South Korean President Lee Myung-Bak has said he is hopeful the upcoming G20 summit can set firmer guidelines on limiting trade imbalances, while playing down the likelihood of numerical targets.

Mr Lee, in an interview with the Financial Times, also said nations should be able to act unilaterally to control capital flows, despite the Group of 20’s broad rules on averting currency and trade rows.

G20 Finance Ministers meeting in South Korea last week vowed to “pursue the full range of policies conducive to reducing excessive imbalances and maintaining current-account imbalances at sustainable levels”.

But they failed to support a US proposal for a specific limit on current account surpluses or deficits, equal to four per cent of gross domestic product.

“Right now I do not know if I can tell you whether or not we are going to work towards a specific numerical target,” Mr Lee told the newspaper.

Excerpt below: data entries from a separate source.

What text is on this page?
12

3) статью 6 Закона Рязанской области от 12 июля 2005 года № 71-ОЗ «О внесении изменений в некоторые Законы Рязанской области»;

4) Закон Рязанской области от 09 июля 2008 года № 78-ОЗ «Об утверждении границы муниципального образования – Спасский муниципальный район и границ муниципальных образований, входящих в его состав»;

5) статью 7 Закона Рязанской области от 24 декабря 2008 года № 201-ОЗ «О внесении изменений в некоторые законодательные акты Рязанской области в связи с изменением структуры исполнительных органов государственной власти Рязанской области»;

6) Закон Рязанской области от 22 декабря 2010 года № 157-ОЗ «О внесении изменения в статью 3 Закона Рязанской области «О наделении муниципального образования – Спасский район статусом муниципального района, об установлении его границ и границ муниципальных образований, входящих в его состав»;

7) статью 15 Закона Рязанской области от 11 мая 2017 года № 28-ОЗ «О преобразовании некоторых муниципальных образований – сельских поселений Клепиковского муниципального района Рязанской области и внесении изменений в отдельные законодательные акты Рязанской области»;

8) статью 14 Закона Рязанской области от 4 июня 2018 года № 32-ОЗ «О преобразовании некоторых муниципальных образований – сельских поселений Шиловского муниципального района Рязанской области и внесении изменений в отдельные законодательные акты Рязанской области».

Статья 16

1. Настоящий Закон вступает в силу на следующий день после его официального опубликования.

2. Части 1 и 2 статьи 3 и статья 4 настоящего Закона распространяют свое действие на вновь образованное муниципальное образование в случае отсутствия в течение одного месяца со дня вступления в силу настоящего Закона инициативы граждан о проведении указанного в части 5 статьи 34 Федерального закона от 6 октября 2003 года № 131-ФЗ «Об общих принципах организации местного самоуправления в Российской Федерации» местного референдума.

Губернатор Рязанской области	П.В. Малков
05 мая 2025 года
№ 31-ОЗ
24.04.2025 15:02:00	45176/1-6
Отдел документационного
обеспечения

Mr Lee conceded that the November 11-12 G20 summit in Seoul would probably be marked by “lots of dissent”, but predicted that Germany and China would cooperate in crafting stronger rules.

He said he shared the concerns of Indian Prime Minister Manmohan Singh about the struggle by emerging markets to control inflows of cash prompted by very low interest rates in the West.

South Korea’s central bank this week raised the possibility of introducing some restrictions on destabilising investment flows.

But Mr Lee said these should not be seen as capital controls but “macroprudential policies” under the G20 umbrella.

Brazil, Indonesia and Thailand have all attempted to limit the disruptive effect of inflows, but Mr Lee said he “won’t define any country’s measures as capital controls”.

The South Korean leader said China recognises the need to help ensure sustainable and balanced growth, and broadening the debate from a narrow focus on the yuan was helping to secure its support.

Central bank governor Kim Choong-Soo told a business forum on Friday that foreign exchange rate volatility was expected to ease following last week’s ministerial agreement.

In addition to pledging to reduce current account imbalances, the ministers agreed to refrain from competitively weakening their currencies and to move towards a market-determined forex system.

“Given the fact that excessive capital flows have amplified currency volatility, this kind of discussion is expected to stabilise foreign exchange rates. This will have positive impacts on trade,” Mr Kim said.